The average lease term is now 35 months, according to Experian, allowing buyers to lower their average monthly payment to $408.
"What we tell our customer is, 'If you're looking to get a lower payment, you'd be better off to lease rather than sign a seven-year loan'." said Mike Jackson, Chairman and CEO of AutoNation, the country's largest publicly traded auto dealer group.
As auto sales have grown over the last six years, the percentage of vehicles sold to borrowers with subprime or deep subprime credit ratings have increased. Credit scores for people in those categories range from 300 and 600.
Experian reports those with the lowest credit ratings accounted for 10.76 percent of all new vehicle loans written in the fourth quarter of last year. That is a slight increase from 10.12 percent the previous year.
Even though loan monitoring firms like Experian report delinquency rates, and defaults on subprime loans remain below historical averages, some banks are pulling back on offering auto loans to those with the shakiest credit.

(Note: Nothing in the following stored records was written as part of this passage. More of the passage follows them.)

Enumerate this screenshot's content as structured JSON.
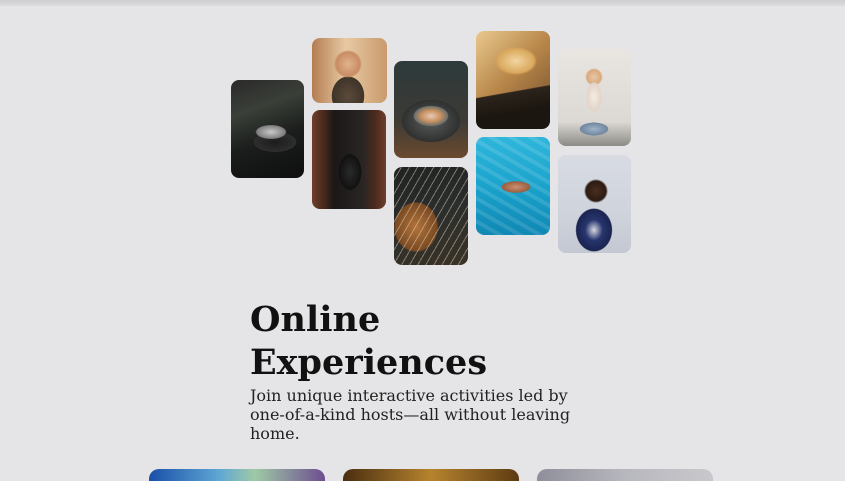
{
  "hero": {
    "title": "Online Experiences",
    "description": "Join unique interactive activities led by one-of-a-kind hosts—all without leaving home."
  },
  "collage": {
    "photos": [
      {
        "name": "cooking-photo"
      },
      {
        "name": "woman-cooking-photo"
      },
      {
        "name": "food-bowl-photo"
      },
      {
        "name": "piano-microphone-photo"
      },
      {
        "name": "yoga-photo"
      },
      {
        "name": "dancer-doorway-photo"
      },
      {
        "name": "guitar-photo"
      },
      {
        "name": "swimmer-photo"
      },
      {
        "name": "singer-photo"
      }
    ]
  },
  "colors": {
    "background": "#e5e4e6",
    "text": "#111111"
  }
}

Wells Fargo, one of the country's biggest auto loan financing firms said Monday it will impose a cap on amount of loans it will extend to subprime borrowers. The bank says no more than 10 percent of its auto loan originations will be subprime in quality.
AutoNation, which finances new vehicle sales through Wells Fargo, says the delinquency rate on subprime loans is approximately 5 percent. "The point is, people continue to pay their loans," said Jackson.